Robinson e Targino são eleitos presidente e vice da comissão de transporte complementar
Foto: Divulgação

Os deputados estaduais Robinson Almeida (PT) e Targino Machado (DEM) foram eleitos nesta quarta-feira (9) presidente e vice-presidente, respectivamente, da Comissao Especial Para a Regulamentação do Transporte Complementar da Assembleia Legislativa da Bahia (AL-BA). O tema ganhou força após a Lei Federal nº 13.855/19, sancionada pelo presidente Jair Bolsonaro (PSL), que endurece as penalidades para quem fizer transporte não licenciado.

 

No mês passado, uma audiência pública para debater o assunto na AL-BA mobilizou centenas de integrantes da categoria, que foram ao Legislativo cobrar a regulamentação do transporte complementar. Na avaliação dos profissionais, a nova lei federal pode inviabilizar a atividade do transporte complementar no estado, prejudicando tanto a categoria quanto a população baiana. 

 

Um grupo de trabalho já vem trabalhando na regulamentação. A União dos Municípios da Bahia (UPB) está levantando o volume de linhas de transporte complementar a partir do contato com todas as cidades do estado.  Essas linhas serão repassadas à Agerba, que daria uma autorização provisória para o funcionamento delas até 2022, de acordo com a proposta inicial. 

 

“Essa é uma categoria sofrida, que pouco tem apoio político para ser regulamentada.

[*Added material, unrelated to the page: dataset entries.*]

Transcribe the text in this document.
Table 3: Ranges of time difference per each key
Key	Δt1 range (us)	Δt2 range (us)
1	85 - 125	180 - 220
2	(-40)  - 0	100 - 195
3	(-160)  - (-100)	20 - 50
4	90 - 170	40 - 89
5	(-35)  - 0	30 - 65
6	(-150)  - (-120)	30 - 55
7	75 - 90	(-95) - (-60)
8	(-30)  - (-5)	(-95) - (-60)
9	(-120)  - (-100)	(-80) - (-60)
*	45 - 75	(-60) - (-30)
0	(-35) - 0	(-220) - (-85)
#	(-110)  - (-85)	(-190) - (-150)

Em minha região, Feira de Santana, por exemplo, e na minha cidade, São Gonçalo dos Campos, que tem cerca de 250 famílias que vivem desta atividade”, disse Targino.

 

“O papel da comissão é não só resgatar a confiança desta categoria na classe política, mas, também, resgatar uma dívida que a classe política tem com esses profissionais.  Só depende da vontade política da Assembleia Legislativa da Bahia para resolvermos esse grave problema que aflige tantas famílias. O nosso interesse nesta comissão é único: resolver os problemas da categoria”, destacou. 

 

No Estado, a atividade foi regulamentada em 2009, na gestão do então governador Jaques Wagner (PT), através do decreto nº 11.832 da Lei nº 11.378. Entretanto, os efeitos da lei foram suspensos pela justiça. Diante disso, com a interveniência do Ministério Público, foi firmado, em 2015, o Termo de Ajuste de Conduta (TAC), e das 272 linhas previstas pra licitação, apenas 52 foram concedidas aos permissionários nos últimos 4 anos.